“Ah,” commented Phillip; “that doesn’t sound encouraging. Must be costing a lot of money, too. I fancy my brother and Maggie Purcell are both beginning to wish they had taken your advice and relied on the letter by itself. But Jack was overborne by Barnby’s insistence on corroborative evidence, and Maggie let him decide. And now they are sorry they listened to Barnby. They hadn’t bargained for all this delay.”
“Barnby was quite right as to the value of the additional evidence,” said Thorndyke. “What he didn’t grasp was the very great difficulty of getting it. But I think I hear the big-wigs approaching.”
As he spoke, the usher threw open the lecturer’s door. The audience stood up, the president entered, preceded by the mace-bearer and followed by the officers and the lecturer, and took his seat; the audience sat down and the lecture began without further formalities.
The theatre was nearly full.
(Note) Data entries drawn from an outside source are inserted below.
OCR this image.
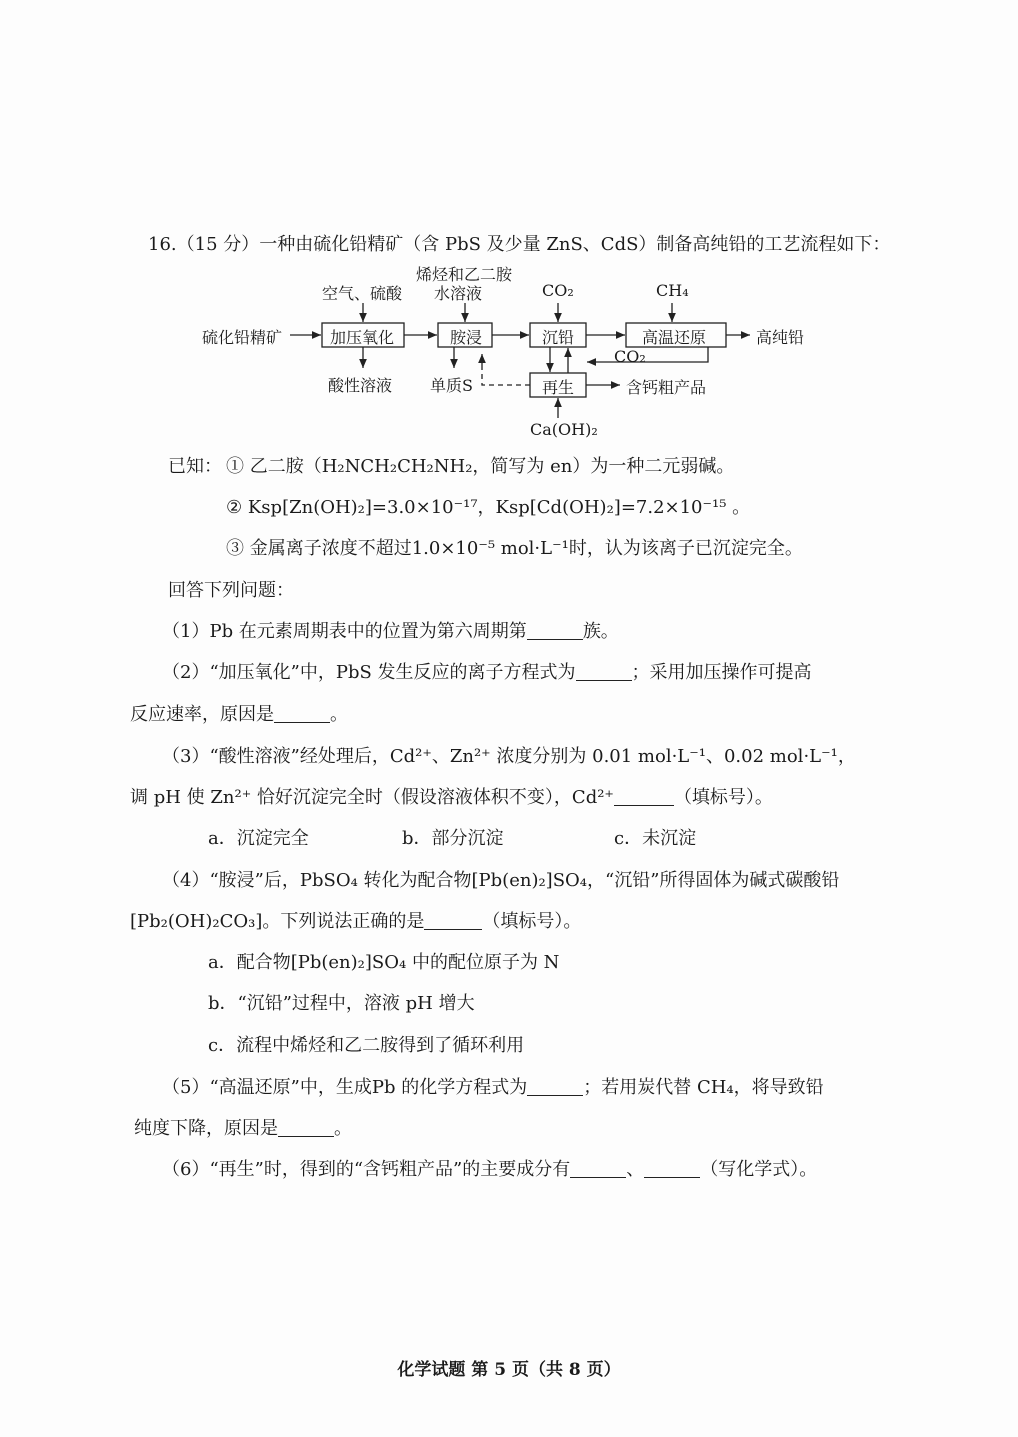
16.（15 分）一种由硫化铅精矿（含 PbS 及少量 ZnS、CdS）制备高纯铅的工艺流程如下：
硫化铅精矿	加压氧化	胺浸	沉铅	高温还原
再生
空气、硫酸
烯烃和乙二胺
水溶液	CO₂	CH₄
酸性溶液 单质S
高纯铅
CO₂
含钙粗产品
Ca(OH)₂
已知： ① 乙二胺（H₂NCH₂CH₂NH₂，简写为 en）为一种二元弱碱。
② Ksp[Zn(OH)₂]=3.0×10⁻¹⁷，Ksp[Cd(OH)₂]=7.2×10⁻¹⁵ 。
③ 金属离子浓度不超过1.0×10⁻⁵ mol·L⁻¹时，认为该离子已沉淀完全。
回答下列问题：
（1）Pb 在元素周期表中的位置为第六周期第	族。
（2）“加压氧化”中，PbS 发生反应的离子方程式为	；采用加压操作可提高
反应速率，原因是	。
（3）“酸性溶液”经处理后，Cd²⁺、Zn²⁺ 浓度分别为 0.01 mol·L⁻¹、0.02 mol·L⁻¹，
调 pH 使 Zn²⁺ 恰好沉淀完全时（假设溶液体积不变），Cd²⁺	（填标号）。
a．沉淀完全	b．部分沉淀	c．未沉淀
（4）“胺浸”后，PbSO₄ 转化为配合物[Pb(en)₂]SO₄，“沉铅”所得固体为碱式碳酸铅
[Pb₂(OH)₂CO₃]。下列说法正确的是	（填标号）。
a．配合物[Pb(en)₂]SO₄ 中的配位原子为 N
b．“沉铅”过程中，溶液 pH 增大
c．流程中烯烃和乙二胺得到了循环利用
（5）“高温还原”中，生成Pb 的化学方程式为	；若用炭代替 CH₄，将导致铅
纯度下降，原因是	。
（6）“再生”时，得到的“含钙粗产品”的主要成分有	、	（写化学式）。
化学试题 第 5 页（共 8 页）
It usually was when Professor D’Arcy lectured; for that genial savant had the magnetic gift of infusing his own enthusiasm into the lecture, and so into his audience, even when, as on this occasion, his subject lay on the outside edge of medical science. To-day he was lecturing on the epidermic appendages of the marine worms, and from the opening sentence he held his audience as by a spell, standing before the great blackboard with a bunch of coloured chalks in either hand, talking with easy eloquence—mostly over his shoulder—while he covered the black surface with those delightful drawings that added so much to the charm of his lectures. Phillip watched his flying fingers with fascination and struggled frantically to copy the diagrams into a large note-book with the aid of a handful of coloured pencils, while Thorndyke, not much addicted to note-taking, listened and watched with concentrated attention, mentally docketing and pigeon-holing any new or significant fact in what was to him a fairly familiar subject.
The latter part of the lecture dealt with those beautiful sea-worms that build themselves tubes to live in—worms like the Serpula that make their shelly or stony tubes by secretion from their own bodies, or like the Sabella or Terebella, build them up with sand-grains, little stones or fragments of shell. Each, in turn, appeared in lively portraiture on the blackboard and the trays on the table were full of specimens which were exhibited by the lecturer and which the audience were invited to inspect more closely after the lecture.
Accordingly, when the last words of the peroration had been pronounced, the occupants of the benches trouped down into the arena to look at the exhibits and seek further details from the genial professor. Thorndyke and Phillip held back for a while on the outskirts of the crowd, but the professor had seen them on their bench and now approached, greeting them with a hearty handshake and a facetious question.
“What are you doing here, Thorndyke? Is it possible that there are medico-legal possibilities even in a marine worm?”
“Oh, come, D’Arcy!” protested Thorndyke, “don’t make me such a hidebound specialist. May I have no rational interests in life? Must I live forever in the witness-box like a marine worm in its tube?”
“I suspect you don’t get very far out of your tube,” said the professor with a chuckle and a sly glance at Phillip.
“I got far enough out last summer,” retorted Thorndyke, “to come and aid and abet you in your worm-hunting. Have you forgotten Cornwall?”